For your case (LVM on raw disk), if LVM-PE(physical extent) is 1MB-aligned with pvcreate, you can be sure all futher data allocation will be aligned, as long as you keep allocation size to (1MB * N).

Since both "vgcreate -s" and "lvcreate -L" handles size-without-unit as MB value by default, you probably do not need to care much about alignment once you've done your pvcreate properly. Just make sure not to give size in %/PEs (for lvcreate -l) and B(byte)/S(512B - sector is always 512B in LVM)/K(KB) (for vgcreate -s and lvcreate -L).

=== added for clarification ===

Just as a followup, while a SSD may have 1024KB erase block size as a whole device, each internal flash chip's erase block size / rw page size is probably about 32KB-128KB / 512B-8KB.

Although this depends on each SSD's controller, I/O penalty due to extra read-modify-write cycle probably won't happen as long as you keep your write aligned to erase block size of each internal chip, which is 32KB-128KB in above example. It's just you want single write request to be big enough (= erase block size of SSD-as-a-whole-device), so you can expect better performance by efficiently driving all internal chips/channels.

My understanding is that 1024KB-alignment is only a safety measure, as controller chip function varies by a vendor, and flash chip's spec changes rapidly. It's more important to have OS-level write request to be done in a large bundle (1024KB, in this case).

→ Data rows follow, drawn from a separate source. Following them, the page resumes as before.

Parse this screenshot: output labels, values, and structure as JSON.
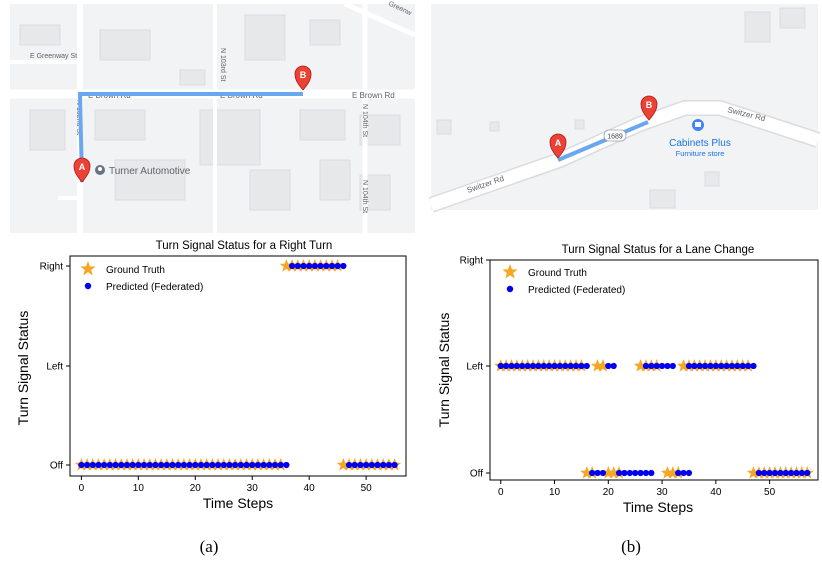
{
  "maps": {
    "a": {
      "streets": [
        "E Greenway St",
        "E Brown Rd",
        "E Brown Rd",
        "E Brown Rd",
        "N 102nd St",
        "N 103rd St",
        "N 104th St",
        "N 104th St",
        "Greenw"
      ],
      "place": "Turner Automotive",
      "marker_start": "A",
      "marker_end": "B",
      "route_color": "#6aa7ee"
    },
    "b": {
      "streets": [
        "Switzer Rd",
        "Switzer Rd"
      ],
      "route_badge": "1689",
      "place_name": "Cabinets Plus",
      "place_type": "Furniture store",
      "marker_start": "A",
      "marker_end": "B",
      "route_color": "#6aa7ee"
    }
  },
  "chart_data": [
    {
      "type": "scatter",
      "title": "Turn Signal Status for a Right Turn",
      "xlabel": "Time Steps",
      "ylabel": "Turn Signal Status",
      "xlim": [
        -2,
        57
      ],
      "xticks": [
        0,
        10,
        20,
        30,
        40,
        50
      ],
      "yticks": [
        "Off",
        "Left",
        "Right"
      ],
      "legend_position": "top-left",
      "caption": "(a)",
      "series": [
        {
          "name": "Ground Truth",
          "marker": "star",
          "color": "#f5a623",
          "points": [
            {
              "x_range": [
                0,
                35
              ],
              "y": "Off"
            },
            {
              "x_range": [
                36,
                45
              ],
              "y": "Right"
            },
            {
              "x_range": [
                46,
                55
              ],
              "y": "Off"
            }
          ]
        },
        {
          "name": "Predicted (Federated)",
          "marker": "circle",
          "color": "#0000ee",
          "points": [
            {
              "x_range": [
                0,
                36
              ],
              "y": "Off"
            },
            {
              "x_range": [
                37,
                46
              ],
              "y": "Right"
            },
            {
              "x_range": [
                47,
                55
              ],
              "y": "Off"
            }
          ]
        }
      ]
    },
    {
      "type": "scatter",
      "title": "Turn Signal Status for a Lane Change",
      "xlabel": "Time Steps",
      "ylabel": "Turn Signal Status",
      "xlim": [
        -2,
        59
      ],
      "xticks": [
        0,
        10,
        20,
        30,
        40,
        50
      ],
      "yticks": [
        "Off",
        "Left",
        "Right"
      ],
      "legend_position": "top-left",
      "caption": "(b)",
      "series": [
        {
          "name": "Ground Truth",
          "marker": "star",
          "color": "#f5a623",
          "points": [
            {
              "x_range": [
                0,
                15
              ],
              "y": "Left"
            },
            {
              "x_range": [
                16,
                17
              ],
              "y": "Off"
            },
            {
              "x_range": [
                18,
                19
              ],
              "y": "Left"
            },
            {
              "x_range": [
                20,
                22
              ],
              "y": "Off"
            },
            {
              "x_range": [
                26,
                29
              ],
              "y": "Left"
            },
            {
              "x_range": [
                31,
                33
              ],
              "y": "Off"
            },
            {
              "x_range": [
                34,
                46
              ],
              "y": "Left"
            },
            {
              "x_range": [
                47,
                57
              ],
              "y": "Off"
            }
          ]
        },
        {
          "name": "Predicted (Federated)",
          "marker": "circle",
          "color": "#0000ee",
          "points": [
            {
              "x_range": [
                0,
                16
              ],
              "y": "Left"
            },
            {
              "x_range": [
                17,
                19
              ],
              "y": "Off"
            },
            {
              "x_range": [
                20,
                21
              ],
              "y": "Left"
            },
            {
              "x_range": [
                22,
                28
              ],
              "y": "Off"
            },
            {
              "x_range": [
                27,
                32
              ],
              "y": "Left"
            },
            {
              "x_range": [
                33,
                35
              ],
              "y": "Off"
            },
            {
              "x_range": [
                35,
                47
              ],
              "y": "Left"
            },
            {
              "x_range": [
                48,
                57
              ],
              "y": "Off"
            }
          ]
        }
      ]
    }
  ]
}
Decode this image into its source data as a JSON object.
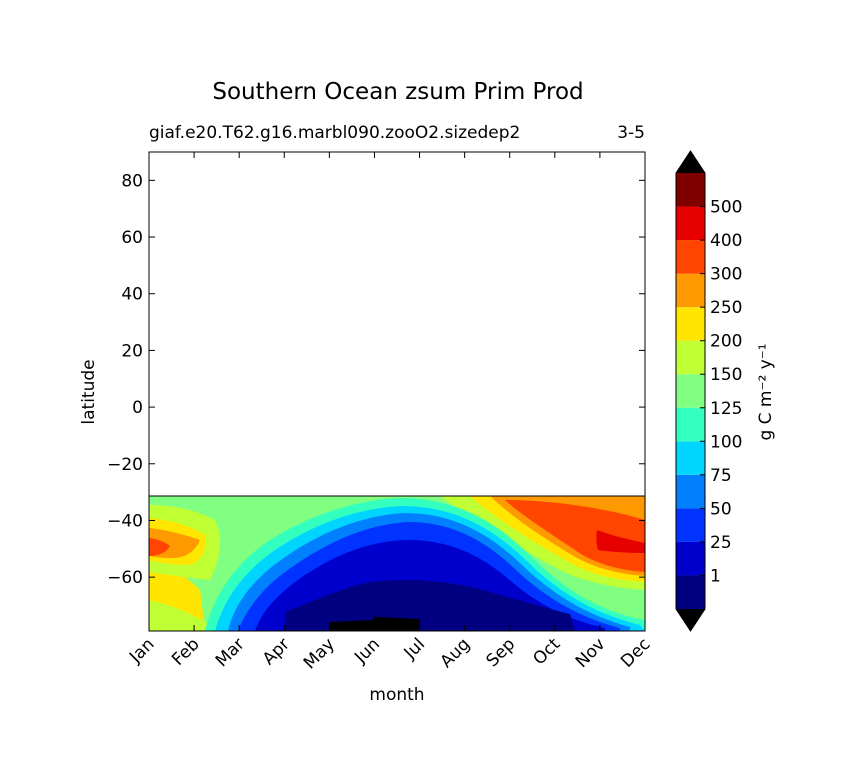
{
  "chart_data": {
    "type": "heatmap",
    "title": "Southern Ocean zsum Prim Prod",
    "subtitle_left": "giaf.e20.T62.g16.marbl090.zooO2.sizedep2",
    "subtitle_right": "3-5",
    "xlabel": "month",
    "ylabel": "latitude",
    "x_categories": [
      "Jan",
      "Feb",
      "Mar",
      "Apr",
      "May",
      "Jun",
      "Jul",
      "Aug",
      "Sep",
      "Oct",
      "Nov",
      "Dec"
    ],
    "yticks": [
      80,
      60,
      40,
      20,
      0,
      -20,
      -40,
      -60
    ],
    "yticklabels": [
      "80",
      "60",
      "40",
      "20",
      "0",
      "−20",
      "−40",
      "−60"
    ],
    "ylim": [
      -79,
      90
    ],
    "data_lat_range": [
      -79,
      -32
    ],
    "colorbar": {
      "label": "g C m⁻² y⁻¹",
      "levels": [
        0,
        1,
        25,
        50,
        75,
        100,
        125,
        150,
        200,
        250,
        300,
        400,
        500,
        600
      ],
      "ticklabels": [
        "1",
        "25",
        "50",
        "75",
        "100",
        "125",
        "150",
        "200",
        "250",
        "300",
        "400",
        "500"
      ],
      "colors": [
        "#000080",
        "#0000cd",
        "#0033ff",
        "#0080ff",
        "#00d5ff",
        "#33ffbf",
        "#80ff80",
        "#bfff33",
        "#ffe500",
        "#ff9900",
        "#ff4500",
        "#e60000",
        "#800000"
      ],
      "under_color": "#000000",
      "over_color": "#000000",
      "extend": "both"
    },
    "grid": false,
    "legend": "colorbar-right"
  }
}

Now, having said that, doing mkfs(8) on 1MB-aligned LVM block will almost certainly break 1MB-alignment for filesystem-level data/metadata. Most filesystems only cares to do 4KB-alignment, so it's probably not perfect for SSDs (but, IIRC, recent fs like btrfs tries to keep 64KB+ alignment when allocating internal contiguous block). But many fs do have a feature to bundle writes (ex: stripe-size configuration) to get performance out of RAID, so that can be used to make write request to SSD near-optimal.

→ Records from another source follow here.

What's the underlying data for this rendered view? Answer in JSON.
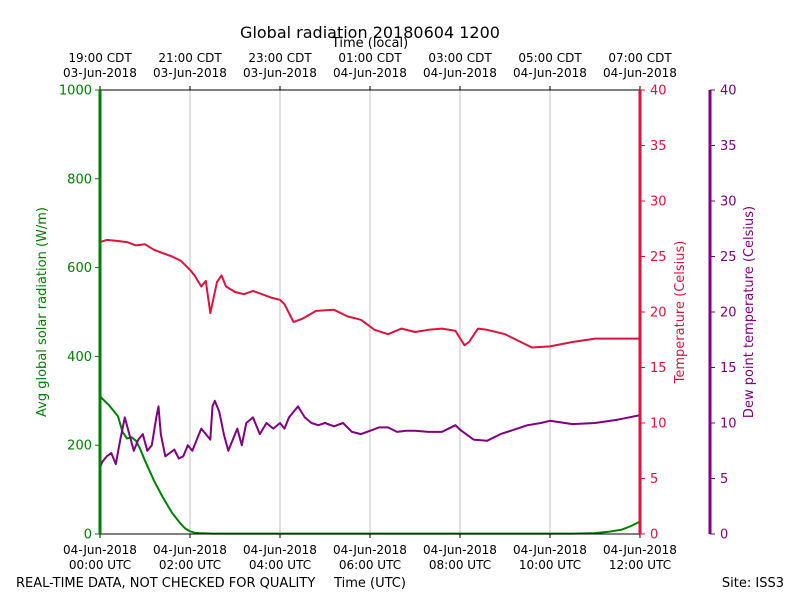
{
  "chart_data": {
    "type": "line",
    "title": "Global radiation 20180604 1200",
    "top_xlabel": "Time (local)",
    "xlabel": "Time (UTC)",
    "footer_left": "REAL-TIME DATA, NOT CHECKED FOR QUALITY",
    "footer_right": "Site: ISS3",
    "x_range_hours": [
      0,
      12
    ],
    "bottom_ticks": [
      {
        "hour": 0,
        "line1": "04-Jun-2018",
        "line2": "00:00 UTC"
      },
      {
        "hour": 2,
        "line1": "04-Jun-2018",
        "line2": "02:00 UTC"
      },
      {
        "hour": 4,
        "line1": "04-Jun-2018",
        "line2": "04:00 UTC"
      },
      {
        "hour": 6,
        "line1": "04-Jun-2018",
        "line2": "06:00 UTC"
      },
      {
        "hour": 8,
        "line1": "04-Jun-2018",
        "line2": "08:00 UTC"
      },
      {
        "hour": 10,
        "line1": "04-Jun-2018",
        "line2": "10:00 UTC"
      },
      {
        "hour": 12,
        "line1": "04-Jun-2018",
        "line2": "12:00 UTC"
      }
    ],
    "top_ticks": [
      {
        "hour": 0,
        "line1": "19:00 CDT",
        "line2": "03-Jun-2018"
      },
      {
        "hour": 2,
        "line1": "21:00 CDT",
        "line2": "03-Jun-2018"
      },
      {
        "hour": 4,
        "line1": "23:00 CDT",
        "line2": "03-Jun-2018"
      },
      {
        "hour": 6,
        "line1": "01:00 CDT",
        "line2": "04-Jun-2018"
      },
      {
        "hour": 8,
        "line1": "03:00 CDT",
        "line2": "04-Jun-2018"
      },
      {
        "hour": 10,
        "line1": "05:00 CDT",
        "line2": "04-Jun-2018"
      },
      {
        "hour": 12,
        "line1": "07:00 CDT",
        "line2": "04-Jun-2018"
      }
    ],
    "axes": {
      "radiation": {
        "label": "Avg global solar radiation (W/m)",
        "ylim": [
          0,
          1000
        ],
        "ticks": [
          0,
          200,
          400,
          600,
          800,
          1000
        ],
        "color": "#008000"
      },
      "temperature": {
        "label": "Temperature (Celsius)",
        "ylim": [
          0,
          40
        ],
        "ticks": [
          0,
          5,
          10,
          15,
          20,
          25,
          30,
          35,
          40
        ],
        "color": "#dc143c"
      },
      "dewpoint": {
        "label": "Dew point temperature (Celsius)",
        "ylim": [
          0,
          40
        ],
        "ticks": [
          0,
          5,
          10,
          15,
          20,
          25,
          30,
          35,
          40
        ],
        "color": "#800080"
      }
    },
    "series": [
      {
        "name": "Avg global solar radiation",
        "axis": "radiation",
        "color": "#008000",
        "x": [
          0,
          0.2,
          0.4,
          0.5,
          0.6,
          0.7,
          0.8,
          0.9,
          1.0,
          1.2,
          1.4,
          1.6,
          1.8,
          1.9,
          2.0,
          2.1,
          2.2,
          2.5,
          3,
          4,
          5,
          6,
          7,
          8,
          9,
          10,
          10.5,
          11,
          11.3,
          11.6,
          11.8,
          12
        ],
        "values": [
          310,
          290,
          265,
          230,
          215,
          218,
          210,
          190,
          165,
          120,
          82,
          48,
          22,
          12,
          6,
          3,
          2,
          1,
          1,
          1,
          1,
          1,
          1,
          1,
          1,
          1,
          1,
          2,
          5,
          10,
          18,
          28
        ]
      },
      {
        "name": "Temperature",
        "axis": "temperature",
        "color": "#dc143c",
        "x": [
          0,
          0.15,
          0.4,
          0.6,
          0.8,
          1.0,
          1.2,
          1.4,
          1.6,
          1.8,
          2.0,
          2.1,
          2.25,
          2.35,
          2.45,
          2.6,
          2.7,
          2.8,
          3.0,
          3.2,
          3.4,
          3.6,
          3.8,
          4.0,
          4.1,
          4.3,
          4.5,
          4.8,
          5.2,
          5.5,
          5.8,
          6.1,
          6.4,
          6.7,
          7.0,
          7.3,
          7.6,
          7.9,
          8.1,
          8.2,
          8.4,
          8.6,
          9.0,
          9.3,
          9.6,
          10.0,
          10.5,
          11.0,
          11.5,
          12.0
        ],
        "values": [
          26.3,
          26.5,
          26.4,
          26.3,
          26.0,
          26.1,
          25.6,
          25.3,
          25.0,
          24.6,
          23.8,
          23.3,
          22.3,
          22.8,
          19.9,
          22.7,
          23.3,
          22.3,
          21.8,
          21.6,
          21.9,
          21.6,
          21.3,
          21.1,
          20.7,
          19.1,
          19.4,
          20.1,
          20.2,
          19.6,
          19.3,
          18.4,
          18.0,
          18.5,
          18.2,
          18.4,
          18.5,
          18.3,
          17.0,
          17.3,
          18.5,
          18.4,
          18.0,
          17.4,
          16.8,
          16.9,
          17.3,
          17.6,
          17.6,
          17.6
        ]
      },
      {
        "name": "Dew point temperature",
        "axis": "dewpoint",
        "color": "#800080",
        "x": [
          0,
          0.05,
          0.15,
          0.25,
          0.35,
          0.45,
          0.55,
          0.65,
          0.75,
          0.85,
          0.95,
          1.05,
          1.15,
          1.25,
          1.3,
          1.35,
          1.45,
          1.55,
          1.65,
          1.75,
          1.85,
          1.95,
          2.05,
          2.15,
          2.25,
          2.35,
          2.45,
          2.5,
          2.55,
          2.65,
          2.75,
          2.85,
          2.95,
          3.05,
          3.15,
          3.25,
          3.4,
          3.55,
          3.7,
          3.85,
          4.0,
          4.1,
          4.2,
          4.3,
          4.4,
          4.55,
          4.7,
          4.85,
          5.0,
          5.2,
          5.4,
          5.6,
          5.8,
          6.0,
          6.2,
          6.4,
          6.6,
          6.8,
          7.0,
          7.3,
          7.6,
          7.9,
          8.0,
          8.3,
          8.6,
          8.9,
          9.2,
          9.5,
          9.8,
          10.0,
          10.5,
          11.0,
          11.5,
          12.0
        ],
        "values": [
          6.0,
          6.5,
          7.0,
          7.3,
          6.3,
          8.5,
          10.5,
          9.0,
          7.5,
          8.5,
          9.0,
          7.5,
          8.0,
          10.5,
          11.5,
          9.0,
          7.0,
          7.3,
          7.6,
          6.8,
          7.0,
          8.0,
          7.5,
          8.5,
          9.5,
          9.0,
          8.5,
          11.5,
          12.0,
          11.0,
          9.0,
          7.5,
          8.5,
          9.5,
          8.0,
          10.0,
          10.5,
          9.0,
          10.0,
          9.5,
          10.0,
          9.5,
          10.5,
          11.0,
          11.5,
          10.5,
          10.0,
          9.8,
          10.0,
          9.7,
          10.0,
          9.2,
          9.0,
          9.3,
          9.6,
          9.6,
          9.2,
          9.3,
          9.3,
          9.2,
          9.2,
          9.8,
          9.4,
          8.5,
          8.4,
          9.0,
          9.4,
          9.8,
          10.0,
          10.2,
          9.9,
          10.0,
          10.3,
          10.7
        ]
      }
    ]
  }
}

I really want to back my statement with actual data, but it was really difficult to prove as today's SSD controller is so intelligent, and won't show much performance degration once both alignment size and write size is "big enough". Just make sure it's not ill-aligned (avoid <4KB-aligment at all cost) and not too small (1024KB is big enough).

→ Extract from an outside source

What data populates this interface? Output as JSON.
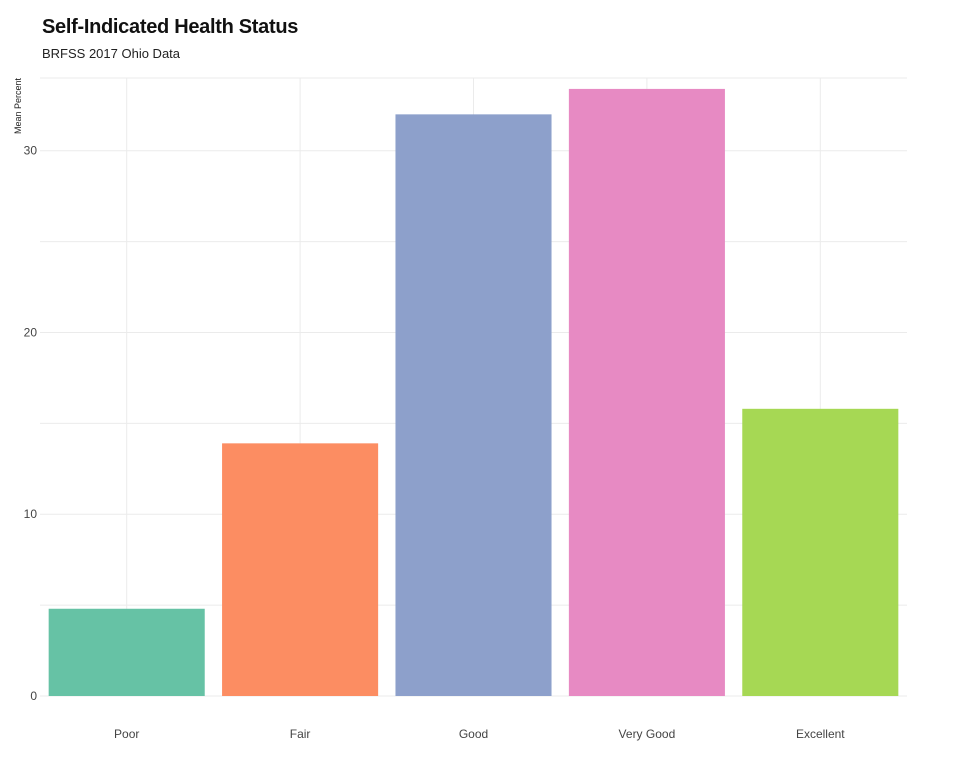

Also, if you really care about IO penalty, double check by disabling device cache and benchmarking with sync-ed read-write-rewrite test.

Solution 2:

To my understanding, the defaults are already good enough. I don't think you need to worry about the --dataalignment option as LVM will automatically try to align everything based on sysfs exported values, see the "data_alignment_detection" option in lvm.conf:

# By default, the start of a PV's data area will be a multiple of
# the 'minimum_io_size' or 'optimal_io_size' exposed in sysfs.
# - minimum_io_size - the smallest request the device can perform
#   w/o incurring a read-modify-write penalty (e.g. MD's chunk size)
# - optimal_io_size - the device's preferred unit of receiving I/O
#   (e.g. MD's stripe width)
# minimum_io_size is used if optimal_io_size is undefined (0).
# If md_chunk_alignment is enabled, that detects the optimal_io_size.
# This setting takes precedence over md_chunk_alignment.
# 1 enables; 0 disables.
data_alignment_detection = 1

Furthermore, it is not necessary to specify a physicalextentsize to vgcreate as the default is already 4MB.